# Any Floridians ever use coquina rock?



## actionyak (Mar 16, 2004)

I picked up a couple hundred pounds of coquina off the beach tonight and am planning to add some to my new grow out tank and some to my main show tank to get some more height. I was curious if anyone else has used coquina before. My only concern is the amount of stuff that is likely living on and in it, since it was right on the beach. I've got a cooler full soaking in water and 5 capfulls of bleach right now.

Here's what it looks like, the tennis ball is in the middle to give an idea of scale.










A couple of closeups:



















For those of you not familiar with coquina, from the Volusia County Heritage web site:

"Coquina rock is the product of sedimentary formations that underlie much of Florida's Atlantic shore.

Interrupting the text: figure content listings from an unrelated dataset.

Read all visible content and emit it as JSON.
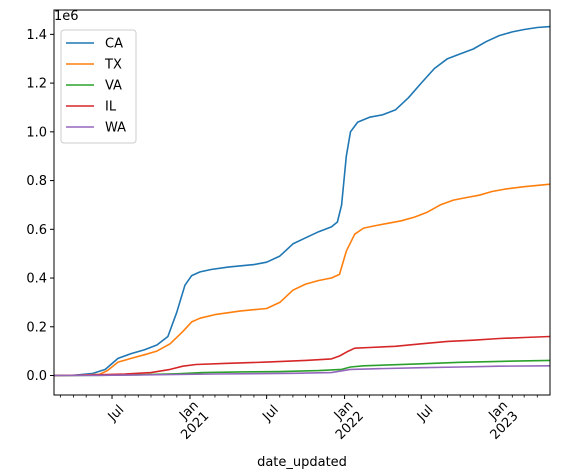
{
  "chart_data": {
    "type": "line",
    "title": "",
    "xlabel": "date_updated",
    "ylabel": "",
    "y_offset_text": "1e6",
    "y_scale": 1000000,
    "grid": false,
    "legend_position": "upper left",
    "xlim": [
      "2020-02-15",
      "2023-05-01"
    ],
    "ylim": [
      -80000,
      1500000
    ],
    "y_ticks": [
      {
        "value": 0,
        "label": "0.0"
      },
      {
        "value": 200000,
        "label": "0.2"
      },
      {
        "value": 400000,
        "label": "0.4"
      },
      {
        "value": 600000,
        "label": "0.6"
      },
      {
        "value": 800000,
        "label": "0.8"
      },
      {
        "value": 1000000,
        "label": "1.0"
      },
      {
        "value": 1200000,
        "label": "1.2"
      },
      {
        "value": 1400000,
        "label": "1.4"
      }
    ],
    "x_major_ticks": [
      {
        "date": "2020-07-01",
        "lines": [
          "Jul"
        ]
      },
      {
        "date": "2021-01-01",
        "lines": [
          "Jan",
          "2021"
        ]
      },
      {
        "date": "2021-07-01",
        "lines": [
          "Jul"
        ]
      },
      {
        "date": "2022-01-01",
        "lines": [
          "Jan",
          "2022"
        ]
      },
      {
        "date": "2022-07-01",
        "lines": [
          "Jul"
        ]
      },
      {
        "date": "2023-01-01",
        "lines": [
          "Jan",
          "2023"
        ]
      }
    ],
    "x_minor_ticks": [
      "2020-03-01",
      "2020-04-01",
      "2020-05-01",
      "2020-06-01",
      "2020-08-01",
      "2020-09-01",
      "2020-10-01",
      "2020-11-01",
      "2020-12-01",
      "2021-02-01",
      "2021-03-01",
      "2021-04-01",
      "2021-05-01",
      "2021-06-01",
      "2021-08-01",
      "2021-09-01",
      "2021-10-01",
      "2021-11-01",
      "2021-12-01",
      "2022-02-01",
      "2022-03-01",
      "2022-04-01",
      "2022-05-01",
      "2022-06-01",
      "2022-08-01",
      "2022-09-01",
      "2022-10-01",
      "2022-11-01",
      "2022-12-01",
      "2023-02-01",
      "2023-03-01",
      "2023-04-01"
    ],
    "series": [
      {
        "name": "CA",
        "color": "#1f77b4",
        "points": [
          [
            "2020-02-15",
            0
          ],
          [
            "2020-04-01",
            1000
          ],
          [
            "2020-05-15",
            8000
          ],
          [
            "2020-06-15",
            25000
          ],
          [
            "2020-07-15",
            70000
          ],
          [
            "2020-08-15",
            90000
          ],
          [
            "2020-09-15",
            105000
          ],
          [
            "2020-10-15",
            125000
          ],
          [
            "2020-11-10",
            160000
          ],
          [
            "2020-12-01",
            260000
          ],
          [
            "2020-12-20",
            370000
          ],
          [
            "2021-01-05",
            410000
          ],
          [
            "2021-01-25",
            425000
          ],
          [
            "2021-02-20",
            435000
          ],
          [
            "2021-04-01",
            445000
          ],
          [
            "2021-06-01",
            455000
          ],
          [
            "2021-07-01",
            465000
          ],
          [
            "2021-08-01",
            490000
          ],
          [
            "2021-09-01",
            540000
          ],
          [
            "2021-10-01",
            565000
          ],
          [
            "2021-11-01",
            590000
          ],
          [
            "2021-12-01",
            610000
          ],
          [
            "2021-12-15",
            630000
          ],
          [
            "2021-12-25",
            700000
          ],
          [
            "2022-01-05",
            900000
          ],
          [
            "2022-01-15",
            1000000
          ],
          [
            "2022-02-01",
            1040000
          ],
          [
            "2022-03-01",
            1060000
          ],
          [
            "2022-04-01",
            1070000
          ],
          [
            "2022-05-01",
            1090000
          ],
          [
            "2022-06-01",
            1140000
          ],
          [
            "2022-07-01",
            1200000
          ],
          [
            "2022-08-01",
            1260000
          ],
          [
            "2022-09-01",
            1300000
          ],
          [
            "2022-10-01",
            1320000
          ],
          [
            "2022-11-01",
            1340000
          ],
          [
            "2022-12-01",
            1370000
          ],
          [
            "2023-01-01",
            1395000
          ],
          [
            "2023-02-01",
            1410000
          ],
          [
            "2023-03-01",
            1420000
          ],
          [
            "2023-04-01",
            1428000
          ],
          [
            "2023-05-01",
            1432000
          ]
        ]
      },
      {
        "name": "TX",
        "color": "#ff7f0e",
        "points": [
          [
            "2020-02-15",
            0
          ],
          [
            "2020-04-15",
            1000
          ],
          [
            "2020-06-01",
            5000
          ],
          [
            "2020-06-20",
            20000
          ],
          [
            "2020-07-15",
            55000
          ],
          [
            "2020-08-15",
            70000
          ],
          [
            "2020-09-15",
            85000
          ],
          [
            "2020-10-15",
            100000
          ],
          [
            "2020-11-15",
            130000
          ],
          [
            "2020-12-15",
            180000
          ],
          [
            "2021-01-05",
            220000
          ],
          [
            "2021-01-25",
            235000
          ],
          [
            "2021-03-01",
            250000
          ],
          [
            "2021-05-01",
            265000
          ],
          [
            "2021-07-01",
            275000
          ],
          [
            "2021-08-01",
            300000
          ],
          [
            "2021-09-01",
            350000
          ],
          [
            "2021-10-01",
            375000
          ],
          [
            "2021-11-01",
            390000
          ],
          [
            "2021-12-01",
            400000
          ],
          [
            "2021-12-20",
            415000
          ],
          [
            "2022-01-05",
            510000
          ],
          [
            "2022-01-25",
            580000
          ],
          [
            "2022-02-15",
            605000
          ],
          [
            "2022-03-15",
            615000
          ],
          [
            "2022-04-15",
            625000
          ],
          [
            "2022-05-15",
            635000
          ],
          [
            "2022-06-15",
            650000
          ],
          [
            "2022-07-15",
            670000
          ],
          [
            "2022-08-15",
            700000
          ],
          [
            "2022-09-15",
            720000
          ],
          [
            "2022-10-15",
            730000
          ],
          [
            "2022-11-15",
            740000
          ],
          [
            "2022-12-15",
            755000
          ],
          [
            "2023-01-15",
            765000
          ],
          [
            "2023-03-01",
            775000
          ],
          [
            "2023-05-01",
            785000
          ]
        ]
      },
      {
        "name": "VA",
        "color": "#2ca02c",
        "points": [
          [
            "2020-02-15",
            0
          ],
          [
            "2020-06-01",
            1000
          ],
          [
            "2020-09-01",
            3000
          ],
          [
            "2020-12-01",
            7000
          ],
          [
            "2021-02-01",
            12000
          ],
          [
            "2021-05-01",
            15000
          ],
          [
            "2021-08-01",
            16000
          ],
          [
            "2021-11-01",
            20000
          ],
          [
            "2021-12-25",
            25000
          ],
          [
            "2022-01-15",
            35000
          ],
          [
            "2022-02-15",
            40000
          ],
          [
            "2022-07-01",
            48000
          ],
          [
            "2022-10-01",
            54000
          ],
          [
            "2023-01-01",
            58000
          ],
          [
            "2023-05-01",
            62000
          ]
        ]
      },
      {
        "name": "IL",
        "color": "#d62728",
        "points": [
          [
            "2020-02-15",
            0
          ],
          [
            "2020-05-01",
            2000
          ],
          [
            "2020-08-01",
            6000
          ],
          [
            "2020-10-01",
            12000
          ],
          [
            "2020-11-15",
            25000
          ],
          [
            "2020-12-15",
            38000
          ],
          [
            "2021-01-15",
            45000
          ],
          [
            "2021-04-01",
            50000
          ],
          [
            "2021-07-01",
            55000
          ],
          [
            "2021-10-01",
            62000
          ],
          [
            "2021-12-01",
            68000
          ],
          [
            "2021-12-20",
            80000
          ],
          [
            "2022-01-10",
            100000
          ],
          [
            "2022-01-25",
            112000
          ],
          [
            "2022-03-01",
            115000
          ],
          [
            "2022-05-01",
            120000
          ],
          [
            "2022-07-01",
            130000
          ],
          [
            "2022-09-01",
            140000
          ],
          [
            "2022-11-01",
            145000
          ],
          [
            "2023-01-01",
            152000
          ],
          [
            "2023-03-01",
            156000
          ],
          [
            "2023-05-01",
            160000
          ]
        ]
      },
      {
        "name": "WA",
        "color": "#9467bd",
        "points": [
          [
            "2020-02-15",
            0
          ],
          [
            "2020-06-01",
            1000
          ],
          [
            "2020-09-01",
            2000
          ],
          [
            "2020-12-01",
            4000
          ],
          [
            "2021-03-01",
            6000
          ],
          [
            "2021-06-01",
            7500
          ],
          [
            "2021-09-01",
            9000
          ],
          [
            "2021-12-01",
            12000
          ],
          [
            "2022-01-15",
            25000
          ],
          [
            "2022-03-01",
            27000
          ],
          [
            "2022-07-01",
            32000
          ],
          [
            "2022-10-01",
            35000
          ],
          [
            "2023-01-01",
            38000
          ],
          [
            "2023-05-01",
            40000
          ]
        ]
      }
    ]
  }
}
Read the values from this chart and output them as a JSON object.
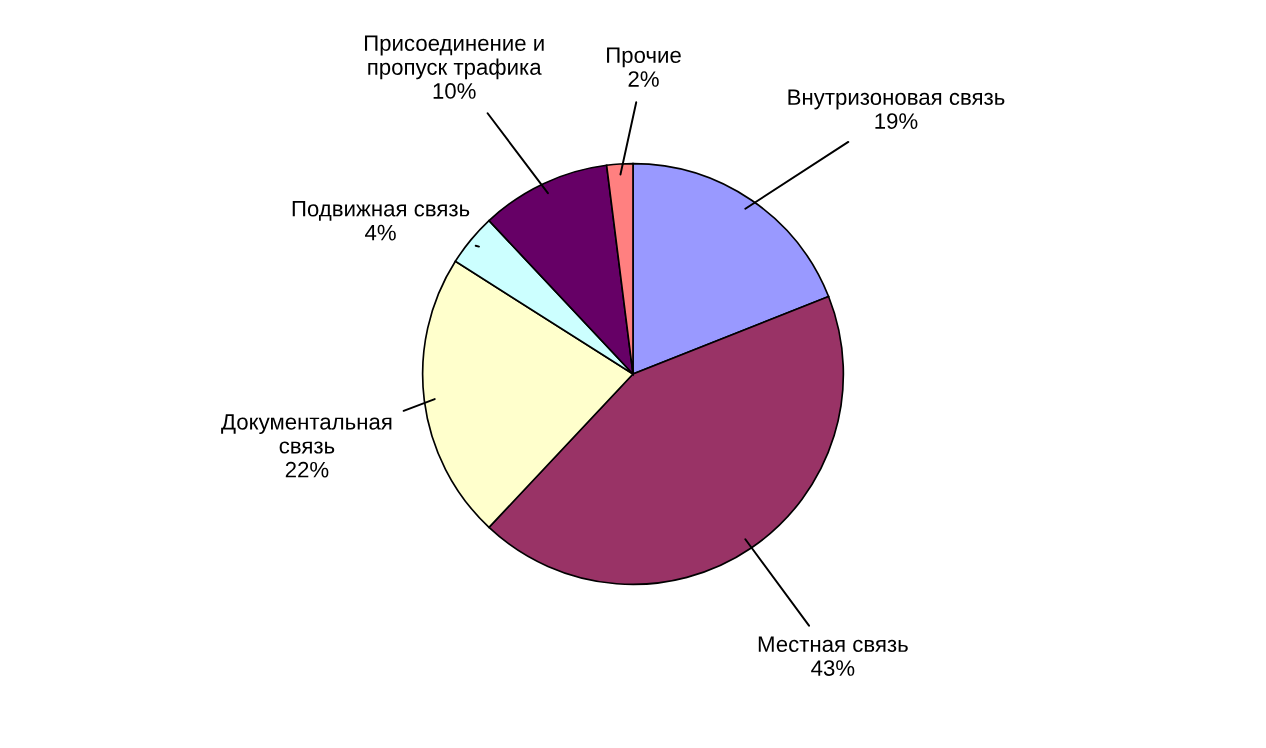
{
  "chart_data": {
    "type": "pie",
    "categories": [
      "Внутризоновая связь",
      "Местная связь",
      "Документальная\nсвязь",
      "Подвижная связь",
      "Присоединение и\nпропуск трафика",
      "Прочие"
    ],
    "values": [
      19,
      43,
      22,
      4,
      10,
      2
    ],
    "value_labels": [
      "19%",
      "43%",
      "22%",
      "4%",
      "10%",
      "2%"
    ],
    "colors": [
      "#9999ff",
      "#993366",
      "#ffffcc",
      "#ccffff",
      "#660066",
      "#ff8080"
    ],
    "legend": false
  }
}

Coquina is a mixture of shell fragments and quartz grains held together by calcium carbonate that formed when higher sea levels covered our present coast. Coquina means "tiny shell" in Spanish. The name also was given to the small clam, Donaxvariabilis, whose shells provided the natural aggregate for Coquina rock.... Large-scale quarrying began under Spanish rule in 1671 for the construction of the Castillo de San Marcos in St. Augustine."

Seems like it may be good to help buffer the water, as well.

Anyone have any experience with it in a cichlid tank?


----------



## KaiserSousay (Nov 2, 2008)

I had it, then pulled it out. 
After a few times moving it around, you already know it has lots of sharp areas on it.
I thought it would just be a matter of time, before one of my "MalawiManiacs" got sliced open.
Ended up at a landscape supply yard and paid around $20 for some smooth rock.


----------



## cjacob316 (Dec 4, 2008)

the only fear i would have is how sharp the rck is like kaiser said, otherwise it's a good rock for cichlids


----------



## fordgtmustang (Sep 29, 2010)

I have some in my 75 gallon and was afraid of the edges as well. That was until i got the hand sander out and sanded the rocks down and they actually came out nice and smooth


----------



## baitfish2000 (Mar 11, 2005)

I am not far from Daytona and used Coquina in my tank for awhile - with Tangs - did not have any problems but did see some scratches on the fish so I got rid of it - I prefer to use the shelly sand that is found in Flagler County area - think alot of that is just crushed coquina rock - if you can sand off the rougher edges I think it would be fine.


----------